In one sentence
The master-data API is expensive: every call fetches ~1,000 records through the Payload ORM, which consumes a lot of CPU/memory and locks the system. While a master-data pull is running, other API requests get starved and start timing out — that is why opening the landing page while a master-data request is in flight produces random 500 errors on unrelated pages.
What actually happens
Today — the broken path
flowchart TD
C[Client requests master data] --> ORM[Payload ORM fetches ~1,000 records]
ORM --> SPIKE[Heavy CPU + memory spike
relations, validation, mapping]
SPIKE --> LOCK[Shared resources exhausted
DB connections / event loop / memory]
LOCK --> STARVE[Other in-flight requests starved]
STARVE --> ERR[Landing page & unrelated pages
time out → random 500 errors]
classDef bad fill:#fee2e2,stroke:#ef4444,color:#7f1d1d;
classDef neutral fill:#f1f5f9,stroke:#94a3b8,color:#334155;
class C,ORM neutral;
class SPIKE,LOCK,STARVE,ERR bad;
A master-data pull comes in
The client (WPA / landing) requests master data. Each request loads ~1,000 records through the Payload ORM.
The ORM layer makes it heavy
Going through the ORM means hydrating relations, validation, and object mapping for every one of those 1,000 rows — a large CPU and memory spike per request.
The system gets locked / starved
That spike consumes shared resources (DB connections, event loop, memory), so other in-flight requests have nothing left to run on.
Other pages time out → random 500s
Unrelated requests (e.g. opening the landing page) exceed their timeout and fail with a 500 — even though nothing is wrong with those pages. The failures look random because they only happen while a master-data pull is running.
The fix
Two changes
Skip the ORM, and stop recomputing the same data
Query data directly with Drizzle
Instead of going through the Payload ORM layer, query the database directly with Drizzle. This removes the per-row hydration/validation overhead, so a master-data fetch becomes a cheap, fast SQL read instead of a heavy ORM operation.
Cache responses as files in Azure Blob Storage
Build the master-data response once and store it as a file in Azure Blob Storage. On the next request, the API just returns a pre-signed Azure Blob URL — the client downloads straight from Blob storage and the API does no heavy processing at all. The cache is invalidated/rebuilt only when the underlying master data actually changes.
After the fix — the fast path
flowchart TD
C[Client requests master data] --> API{Cache fresh
in Azure Blob?}
API -->|Yes — almost always| URL[API returns pre-signed Blob URL
no ORM, no heavy work]
URL --> DL[Client downloads file
directly from Azure Blob Storage]
DL --> FREE[App server stays free
→ no 500s on other pages]
API -->|No — only when data changed| BUILD[Drizzle direct query builds file once]
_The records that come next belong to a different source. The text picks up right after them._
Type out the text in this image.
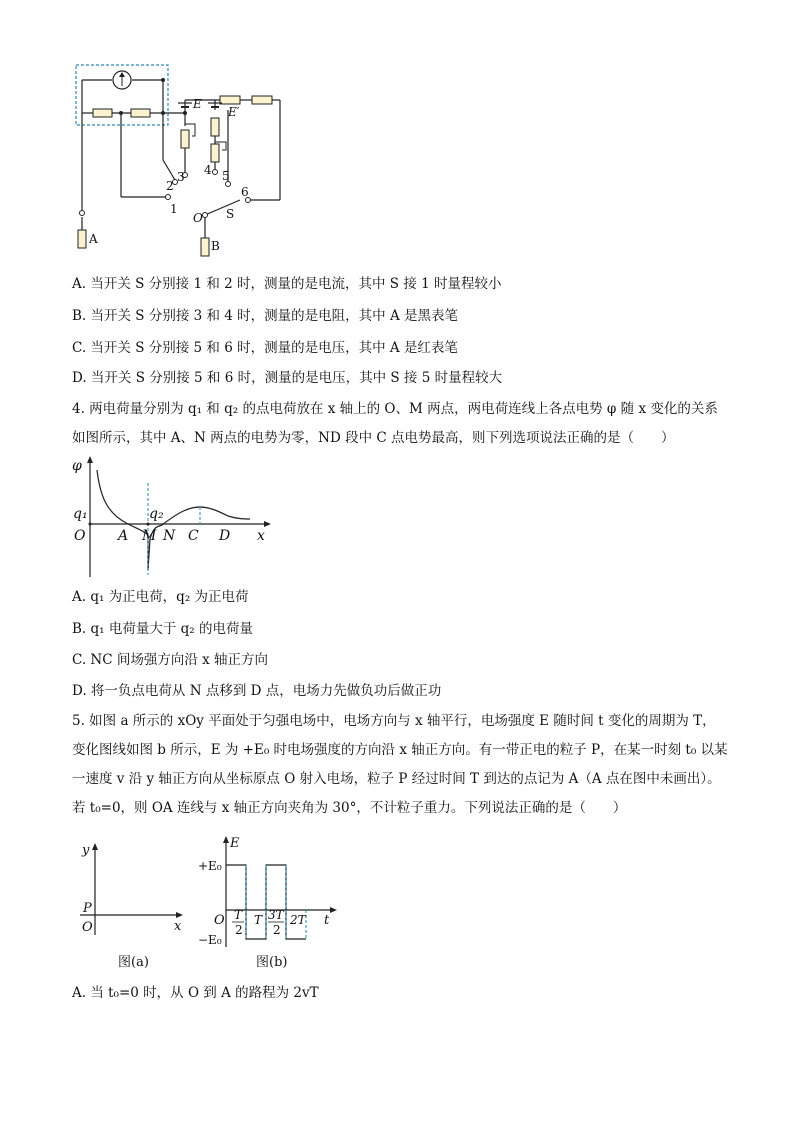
E
E′
1
2
3 4 5
6
O S
A	B
A. 当开关 S 分别接 1 和 2 时，测量的是电流，其中 S 接 1 时量程较小
B. 当开关 S 分别接 3 和 4 时，测量的是电阻，其中 A 是黑表笔
C. 当开关 S 分别接 5 和 6 时，测量的是电压，其中 A 是红表笔
D. 当开关 S 分别接 5 和 6 时，测量的是电压，其中 S 接 5 时量程较大
4. 两电荷量分别为 q₁ 和 q₂ 的点电荷放在 x 轴上的 O、M 两点，两电荷连线上各点电势 φ 随 x 变化的关系如图所示，其中 A、N 两点的电势为零，ND 段中 C 点电势最高，则下列选项说法正确的是（　　）
φ
q₁	q₂
O A M N C D x
A. q₁ 为正电荷，q₂ 为正电荷
B. q₁ 电荷量大于 q₂ 的电荷量
C. NC 间场强方向沿 x 轴正方向
D. 将一负点电荷从 N 点移到 D 点，电场力先做负功后做正功
5. 如图 a 所示的 xOy 平面处于匀强电场中，电场方向与 x 轴平行，电场强度 E 随时间 t 变化的周期为 T，变化图线如图 b 所示，E 为 +E₀ 时电场强度的方向沿 x 轴正方向。有一带正电的粒子 P，在某一时刻 t₀ 以某一速度 v 沿 y 轴正方向从坐标原点 O 射入电场，粒子 P 经过时间 T 到达的点记为 A（A 点在图中未画出）。若 t₀=0，则 OA 连线与 x 轴正方向夹角为 30°，不计粒子重力。下列说法正确的是（　　）
y
x
P
O
图(a)
E
+E₀
−E₀
O T
2
T 3T
2
2T t
图(b)
A. 当 t₀=0 时，从 O 到 A 的路程为 2vT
BUILD --> STORE[Store file in Azure Blob + bump version]
STORE --> URL
W[Master data is edited] -.invalidate.-> API
classDef good fill:#dcfce7,stroke:#22c55e,color:#14532d;
classDef neutral fill:#f1f5f9,stroke:#94a3b8,color:#334155;
classDef build fill:#dbeafe,stroke:#3b82f6,color:#1e3a8a;
class C,API neutral;
class URL,DL,FREE good;
class BUILD,STORE,W build;
The expensive build runs once per data change (the dashed path), not once per request. Almost every request takes the green path and never touches the ORM.
Request flow after the fix
- ✓Client asks for master data → API returns a pre-signed Azure Blob URL (no 1,000-row fetch, no ORM work).
- ✓Client downloads the cached file directly from Azure Blob Storage, not from our app server.
- ✓The app server stays free for everything else → no more resource starvation, no more random 500s on the landing page.
- ✓Cache rebuilds only when master data changes — heavy work happens once per change, not once per request.
Effort Estimate
Landing-page side only
| Task | Hours |
|---|---|
| Rewrite master-data logic to query directly with Drizzle (drop the ORM layer) | 2h |
| Set up Azure Storage for staging | 2h |
| Implement cache logic + cache-invalidation logic | 8h |
| Set up Azure Storage for production environment | 1h |
| Total | ~13h |
This estimate covers the landing-page / API side only. It does not include the effort needed on the WPA side to consume the new pre-signed-URL response — that will be estimated and owned separately.